Recharge zones are designed to manage water resources as a whole, while source water protection aims to maintain the water quality of a municipality’s drinking water wells.
“What happens on the beach side has no impact on your wellhead area,” said Andres. “I would argue that it is not appropriate to regard these two areas as equivalent or to regard the protection of the recharge on the beach side as less important than the protection of your well. You protect different assets in your city for different timescales.
Andres said the town’s excellent recharging area keeps the salt water below Lewes Beach at bay.
“The problem on the east side of the canal is to maintain the pressure of the fresh water to keep the salt water from getting under your island,” he said. “The other problem is the management of storm water.
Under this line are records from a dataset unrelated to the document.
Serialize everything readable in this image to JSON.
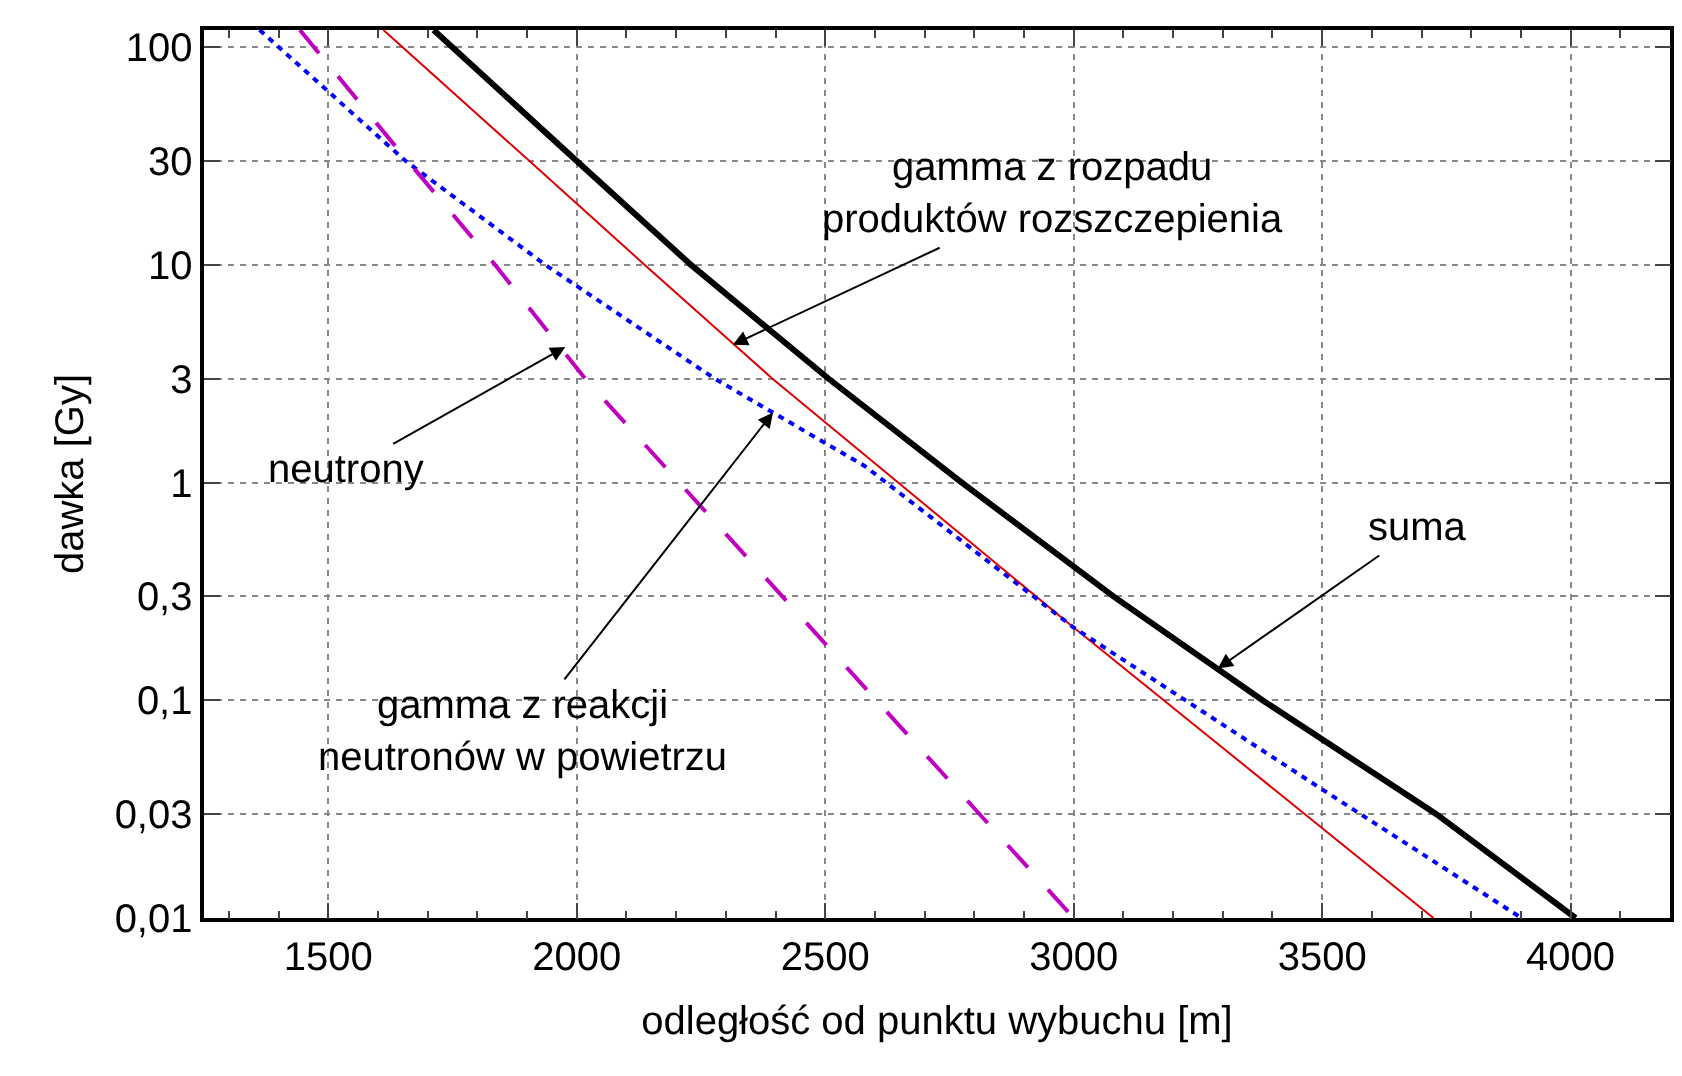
{
  "chart_data": {
    "type": "line",
    "xlabel": "odległość od punktu wybuchu [m]",
    "ylabel": "dawka [Gy]",
    "log": "y",
    "grid": true,
    "marker": "none",
    "xlim": [
      1250,
      4200
    ],
    "xticks": [
      1500,
      2000,
      2500,
      3000,
      3500,
      4000
    ],
    "ylim": [
      0.01,
      120
    ],
    "yticks": [
      {
        "value": 0.01,
        "label": "0,01"
      },
      {
        "value": 0.03,
        "label": "0,03"
      },
      {
        "value": 0.1,
        "label": "0,1"
      },
      {
        "value": 0.3,
        "label": "0,3"
      },
      1,
      3,
      10,
      30,
      100
    ],
    "series": [
      {
        "color": "#000000",
        "line_style": "solid",
        "x": [
          1712,
          2000,
          2230,
          2507,
          2775,
          3080,
          3380,
          3730,
          4010
        ],
        "values": [
          120,
          30,
          10,
          3,
          1,
          0.3,
          0.1,
          0.03,
          0.01
        ]
      },
      {
        "color": "#e00000",
        "line_style": "solid",
        "x": [
          1611,
          1905,
          2137,
          2394,
          3000,
          3724
        ],
        "values": [
          120,
          30,
          10,
          3,
          0.216,
          0.01
        ]
      },
      {
        "color": "#0000ff",
        "line_style": "dotted",
        "x": [
          1362,
          1656,
          1937,
          2278,
          2580,
          3000,
          3500,
          3901
        ],
        "values": [
          120,
          30,
          10,
          3,
          1.19,
          0.216,
          0.039,
          0.01
        ]
      },
      {
        "color": "#c000c0",
        "line_style": "dashed",
        "x": [
          1443,
          1643,
          1836,
          2017,
          3000
        ],
        "values": [
          120,
          33.4,
          10,
          3,
          0.01
        ]
      }
    ],
    "annotations": [
      {
        "text": "gamma z rozpadu\nproduktów rozszczepienia",
        "x": 2314,
        "y": 4.3
      },
      {
        "text": "neutrony",
        "x": 1977,
        "y": 4.2
      },
      {
        "text": "gamma z reakcji\nneutronów w powietrzu",
        "x": 2395,
        "y": 2.1
      },
      {
        "text": "suma",
        "x": 3290,
        "y": 0.14
      }
    ]
  }
}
You don’t want to pave everything or you are going to have a lot of runoff which will have a huge impact on public and private infrastructure. “
Sea level rise is also a factor, he said, with sea level rising by around 2-3 millimeters per year. A well near the Lewes Public Library has collected data for the past 25 years, showing a significant increase in the water table half a mile inland.
“As the sea level rises, the water table will rise,” said Andres. “This is going to have a profound effect on Lewes and all of Delaware’s coastal communities. What will happen over time is that you will lose the amount of soil storage volume available to you for short term events. [like coastal storms or lunar tides], and finally, if the sea level rises as expected by 2100, there will be no more land anyway. You have a long-term planning horizon where you have far bigger issues to deal with than groundwater recharge. ”
At the April 1 planning committee meeting, the commissioners also made recommendations that would apply to the entire city. Unanimous recommendation was received to encourage municipal authorities to use permeable coverings / materials for roads, sidewalks and parking lots where possible. City Engineer Charlie O’Donnell said porous asphalt streets typically cost 37 to 60 percent more than traditional pavements.
The commissioners also unanimously supported a recommendation encouraging all residents to use stormwater reduction practices to do their part to avoid problems.
McKay called the recommendations ambitious, but many members of the planning committee said they would like to revisit the issue to consider similar land cover measures across the city.